The decision to make the SaaS switch did require some careful consideration. Beale acknowledges there was concern over the “fairly sensitive source information” which would now be travelling through Google’s systems rather than the Guardian’s. “Our ability to control who has access to that information is quite important,” he says. “We did consider that carefully, but the mail product gives us total control over deletion and retention and therefore we were comfortable we were in control of the data.”

Another concern was the storage and transmission of sensitive information in Google’s servers located in the US. That country’s controversial Patriot Act makes all data stored on US shores liable to inspection – arguably contravening the EU’s Data Protection Act.

“We did look at that,” Beale says. “My honest answer is that, as an industry, the issue is still not yet clear, which makes seeking advice on those sort of things quite hard. We did a risk assessment on it, including information security, and we felt [problems] were either mitigated or of a low-enough likelihood [to be acceptable]. But I would accept that this is an area which the industry has not yet completely got to grips with.”
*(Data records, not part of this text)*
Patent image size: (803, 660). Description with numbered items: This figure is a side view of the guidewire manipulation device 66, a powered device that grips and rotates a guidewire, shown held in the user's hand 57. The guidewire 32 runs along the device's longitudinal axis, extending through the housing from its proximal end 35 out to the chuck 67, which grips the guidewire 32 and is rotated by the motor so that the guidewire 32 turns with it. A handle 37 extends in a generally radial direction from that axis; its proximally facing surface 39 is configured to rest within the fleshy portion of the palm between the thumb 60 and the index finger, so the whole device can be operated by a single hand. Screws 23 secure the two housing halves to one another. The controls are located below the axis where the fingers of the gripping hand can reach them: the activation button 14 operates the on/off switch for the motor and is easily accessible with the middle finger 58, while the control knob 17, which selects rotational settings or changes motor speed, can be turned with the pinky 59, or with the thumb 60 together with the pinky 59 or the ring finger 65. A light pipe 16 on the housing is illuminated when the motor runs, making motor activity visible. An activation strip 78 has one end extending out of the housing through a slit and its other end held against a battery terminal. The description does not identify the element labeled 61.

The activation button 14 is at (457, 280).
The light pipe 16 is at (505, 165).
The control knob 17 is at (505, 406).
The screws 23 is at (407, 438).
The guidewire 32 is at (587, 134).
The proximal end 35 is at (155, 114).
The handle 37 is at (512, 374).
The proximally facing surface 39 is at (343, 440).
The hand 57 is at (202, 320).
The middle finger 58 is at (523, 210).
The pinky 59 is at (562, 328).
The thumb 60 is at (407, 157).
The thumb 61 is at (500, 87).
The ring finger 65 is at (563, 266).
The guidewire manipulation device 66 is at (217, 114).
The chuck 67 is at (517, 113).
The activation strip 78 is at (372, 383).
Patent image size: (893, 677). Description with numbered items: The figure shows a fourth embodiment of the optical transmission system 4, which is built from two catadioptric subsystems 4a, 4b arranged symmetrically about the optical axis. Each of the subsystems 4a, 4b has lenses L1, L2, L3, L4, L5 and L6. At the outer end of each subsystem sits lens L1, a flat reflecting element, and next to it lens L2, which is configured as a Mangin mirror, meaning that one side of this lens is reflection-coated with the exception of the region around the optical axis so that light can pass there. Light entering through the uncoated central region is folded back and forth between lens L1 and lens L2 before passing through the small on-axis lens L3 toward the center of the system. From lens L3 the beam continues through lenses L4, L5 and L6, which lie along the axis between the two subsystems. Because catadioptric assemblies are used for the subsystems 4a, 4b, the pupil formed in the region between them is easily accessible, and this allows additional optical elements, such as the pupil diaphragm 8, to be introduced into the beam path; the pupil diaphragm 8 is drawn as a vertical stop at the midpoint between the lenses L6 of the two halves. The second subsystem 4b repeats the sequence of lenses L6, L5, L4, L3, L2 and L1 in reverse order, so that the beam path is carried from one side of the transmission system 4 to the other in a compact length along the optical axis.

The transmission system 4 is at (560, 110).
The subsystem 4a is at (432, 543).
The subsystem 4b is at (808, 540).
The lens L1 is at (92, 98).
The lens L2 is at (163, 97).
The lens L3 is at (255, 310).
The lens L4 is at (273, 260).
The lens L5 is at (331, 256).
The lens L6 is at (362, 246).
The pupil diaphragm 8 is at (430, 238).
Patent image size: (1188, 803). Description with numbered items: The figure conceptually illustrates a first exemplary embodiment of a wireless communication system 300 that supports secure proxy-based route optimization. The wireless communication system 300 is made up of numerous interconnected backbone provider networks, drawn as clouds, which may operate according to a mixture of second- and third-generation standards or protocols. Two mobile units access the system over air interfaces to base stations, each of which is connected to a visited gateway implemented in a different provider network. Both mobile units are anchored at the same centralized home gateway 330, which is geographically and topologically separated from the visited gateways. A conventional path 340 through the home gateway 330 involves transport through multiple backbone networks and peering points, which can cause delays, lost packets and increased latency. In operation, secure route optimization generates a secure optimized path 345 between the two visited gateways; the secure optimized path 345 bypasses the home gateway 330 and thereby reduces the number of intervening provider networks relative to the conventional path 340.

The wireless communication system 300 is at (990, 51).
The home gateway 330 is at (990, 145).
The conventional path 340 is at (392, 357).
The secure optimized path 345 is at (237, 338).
For a major publisher, the relationship with Google is a complicated one. It is not only an important medium through which readers find their way to The Guardian‘s online content, but also one of the world’s largest advertising platforms.

“That is something we talked about,” Beale admits. “We have 20 different relationships with Google, and some of them are fonder than others, particularly [since] we write about them in our newspapers.”

But the implementation team was upfront with Google on the issue, Beale says, and was satisfied that the company’s enterprise operation was well established and stood on its own. “It has not been an issue, but that’s not to say it won’t be in the future,” Beale acknowledges. “Google is one of the more complicated companies to deal with because they do a lot of stuff.”

The adoption of such a vastly different model to that which many CIOs and their companies are used to comes with challenges, Beale explains, and these can require compromise.

"Accept right upfront that this is a service and you’re not buying some software,” he advises. "You don’t get to choose and customise it, you’re buying a service, so treat it as such."

"Secondly, it’s never too early to get your security team involved if you’re going to do something like this. Because even though you might be ultimately comfortable with the security profile [of the project], it is quite a big leap from the traditional model of keeping your data close to you.”